Via school contractions, closures, and mergers, the sector will, locally, become even less internally competitive, and parents even less able to make comparisons, switch, and force competition on price. Parents and governors with a preference for going even further upmarket will have even fewer cost-conscious parents holding them back.
The sector will be less able to offer bursaries and partnerships.
Given there is no intention of growing popular state schools, in fact Labour want to “take back control” of admissions for all maintained schools rather than allow the good ones to expand and the rubbish ones to wither, the catchment area premium and grammar school contests will become even more intense (more demand for the same supply); as noted here by a comprehensive teacher “the refugees from the private sector will inevitably take places from less privileged children at the best comprehensives. The only way to remedy this would be to create additional places at outstanding state schools, but the Government has no intention of doing that”; and as reported here this is already happening.
Commentators’ failure to consider how market structure defines price and performance, while complaining vigorously about both, illustrates the intellectual vacuum in this Government’s education project.
So Phillipson complains about segregated education, and pricing-out the middle-classes, and exclusivity. She has chosen the perfect flagship policy…to make these concerns worse.
For future discussion: what are the education policies that could instead encourage more competition and make independent education more accessible?
Obviously, offering parents a voucher towards the cost of their children’s education would be a good way of increasing parental choice and expanding the offerings available.
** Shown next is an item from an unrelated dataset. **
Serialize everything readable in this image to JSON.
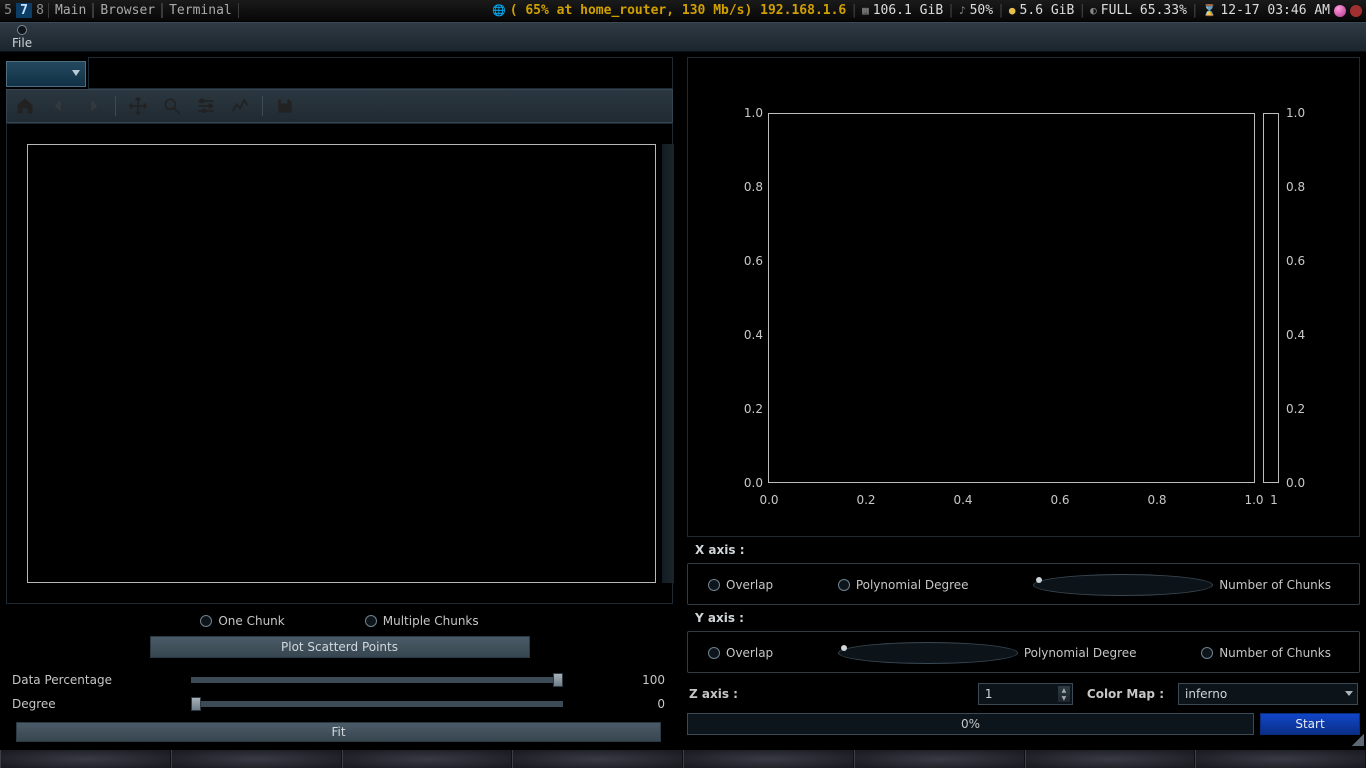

To be redeemed in a state school at no extra cost, or a private one at variable extra cost depending on the bells & whistles offered.
One of my clients who is very tolerant of my endless complaining on this subject mentioned he’d educated his kids at an independent school in Les Gets (he was having a couple of years “working” from the mountains). That school was funded by the state, demanded a small additional contribution in money and a fairly significant contribution of parent engagement in school life (according to parent’s metier). There was another nearby demanding more money and less in-kind contribution. You can see why a government whose instinct is to control everything would hate this. Such measures demand some thinking to avoid entrenching the disadvantage of those with disengaged parents but with enough choice being exercised they’d quickly run out of duff schools to default their children into.